# A couple questions about trackplans



## txronharris (Jun 1, 2005)

Howdy guys. Haven't been around for a while, but I have a couple of questions:

First, I found a good deal on some AFX Super International sets and was thinking that if I purchased two, I'd be well on my way to planning a really good 4 lane layout. Am I "on track" with that? I was thinking about two 4/8's end to end to make a 4x16. Might not be as cool as Scaf's track (that thing is AWESOME), but it would be a good start _(especially when I've got you guys to help me plan the track out!) _ 

Second question is why most trackplans don't include "crossover tracks" or "squeeze tracks" in them. Is it considered uncool or something? I can see where it would be faster without them, but it also adds a little action to the racing. What are you guys opinions?


----------



## TX Street Racer (May 8, 2004)

HOWDY, where are you located in Texas????


----------



## sed6 (Feb 21, 2007)

Can't speak to the 'coolness' of them but I purchased two squeeze tracks just for giggles. I'm thinking I can incorporate them on my first track; perhaps a roadside obstacle (disable car, farm animal) or a 'rock slide' that partially blocks one side of the track. Figured that might add some realism.


----------



## Crimnick (May 28, 2006)

Two internationals should give you what you are looking for...

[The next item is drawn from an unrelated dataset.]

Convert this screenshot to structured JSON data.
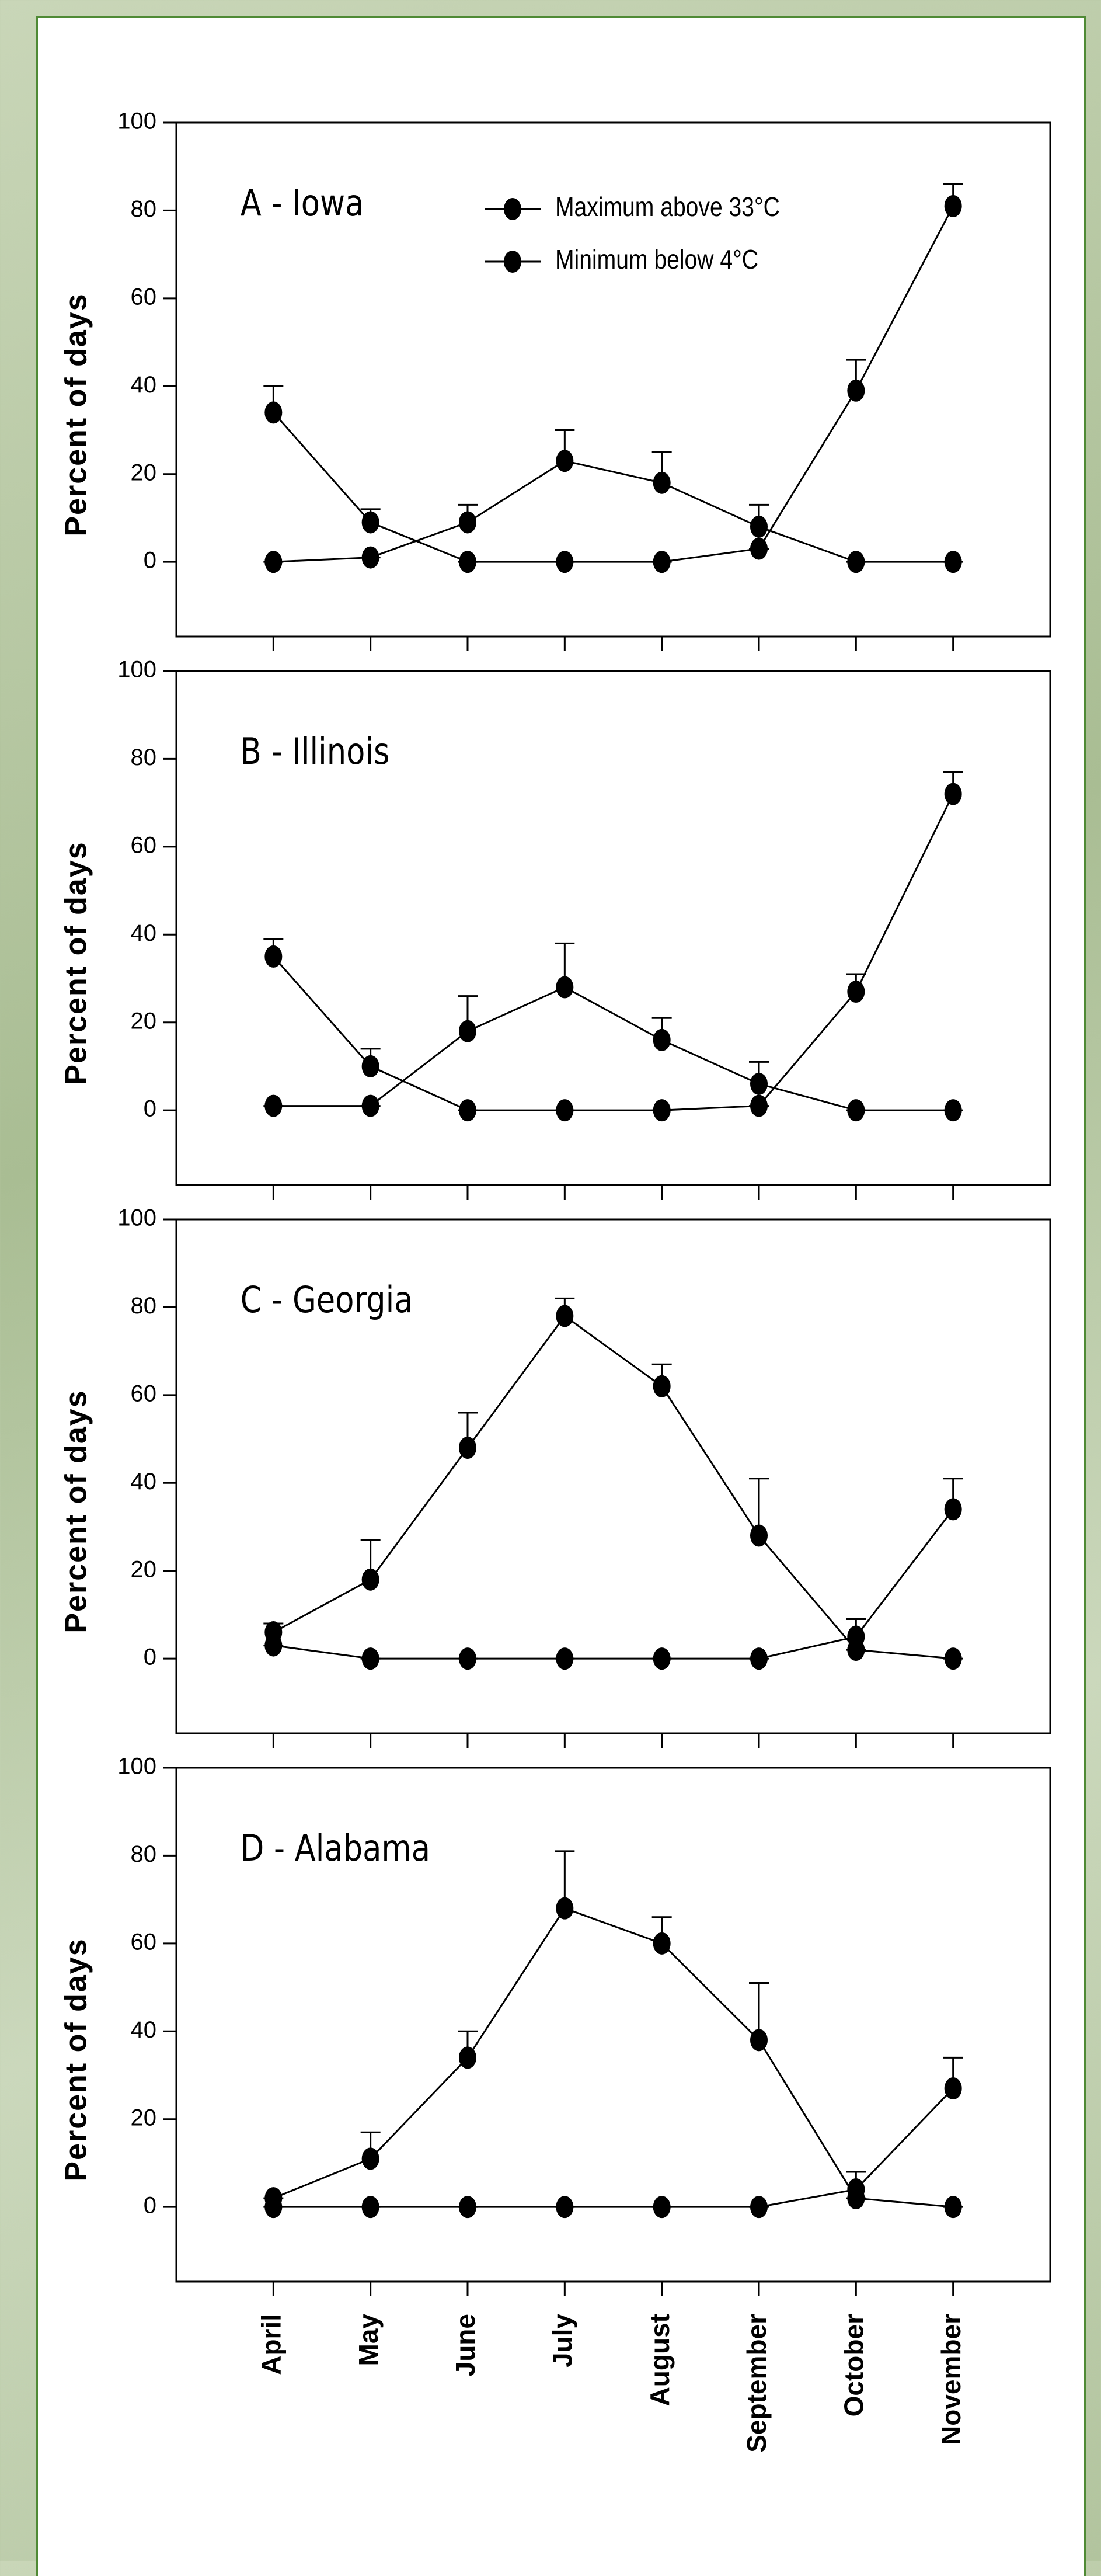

I plan on buying two as well...plus the fuji set I just picked up tonight...

I have a long shopping list...


----------



## Ragnar (Aug 22, 2006)

Two International sets will give you more than enough track for a 4'x16' rour lane track. You will be able to build a very interesting layout with them.


----------



## Scafremon (Dec 11, 2006)

Hey txron.

Thanks for the compliment on the track. 

I don't think you would be going wrong to get (2) SI sets as a start to your track needs. Maybe after that, and after you have a good design or two that you are considering, start pricing what individual track packs would cost you vs. buying more sets. 

For reference, on my track I bought (2) SI's, (1) Big Block Battler, and (1) Giant Raceway...plus I still needed to buy some 18" curves, and a few more 15" straights and 15" curves. My leftover's box has over 100 pcs of non-used track (mostly 6" and 9" curves), but I still think it was the best value for me. 

I also wondered why I didn't see more track layouts with squeezes and crossovers when I started on my project - they seemed like they could be fun additions. But, even after the minimal amount of time I have had on my layout, I'm glad I did not incorporate them. There are ample opportunities for me to cause my own car to deslot that I don't want to add a track where my competitor can cause my car to deslot. I can go slower through corners to prevent deslotting, but with a squeeze or crossover, the only sure way to prevent deslotting is to stay behind your competitor - and that isn't so much fun.

The funnest races are when you have cars side-by-side racing around the track, and having a squeeze or crossover could easily ruin that aspect.

Of course, those are just my opinions, but I do think it is why we don't see more tracks with them.

I hope you keep us all posted on your track's progressions.


----------



## txronharris (Jun 1, 2005)

Thanks for all the responses. TxRacer, I'm in Garland, but will be moving to Frisco hopefully within the year (as soon as our house sells). I can see the point about de-slotting and such with the squeeze tracks and crossovers. I didn't think about that. I'll let you guys know when I get started. I've already done about a million plans on the slotman software, but untill I've actually got the track in front of me, I'm not sure what I'll be doing. Coming from a model railroading background, my initial thoughs were to make four 4x4 sections and have two ends. Using a modular concept and having all the tracks match up at the same place on each module, you could configure several different tracks just by rotating the two center modules or just running the ends together. If I can make it work, that would give me seven different tracks to race on (fourteen if you flip them and race from the opposite side and swap the end pieces). I'm not sure if it'll work, but I'll keep you guys posted on my progress. Thanks again for the help!


----------



## Scafremon (Dec 11, 2006)

Greg Braun describes modular track pieces at his website.

http://www.hoslotcarracing.com/STrak.html

While the modular design does offer flexibility in changing your layout, it appears to limit the flexibility of what you can do on each module. 

You might find that just having 4 lanes to race on, plus a reverse switch, will provide you with adequate challenges. Add in a few different types of cars, and you really do have a lot to master on a single fixed layout.

I might in the future redesign my layout so it can switch from a "L" shape to having both 4x8's end to end. I might have to switch out a dozen or so tracks to make the change, but it is something I will probably play around with.


----------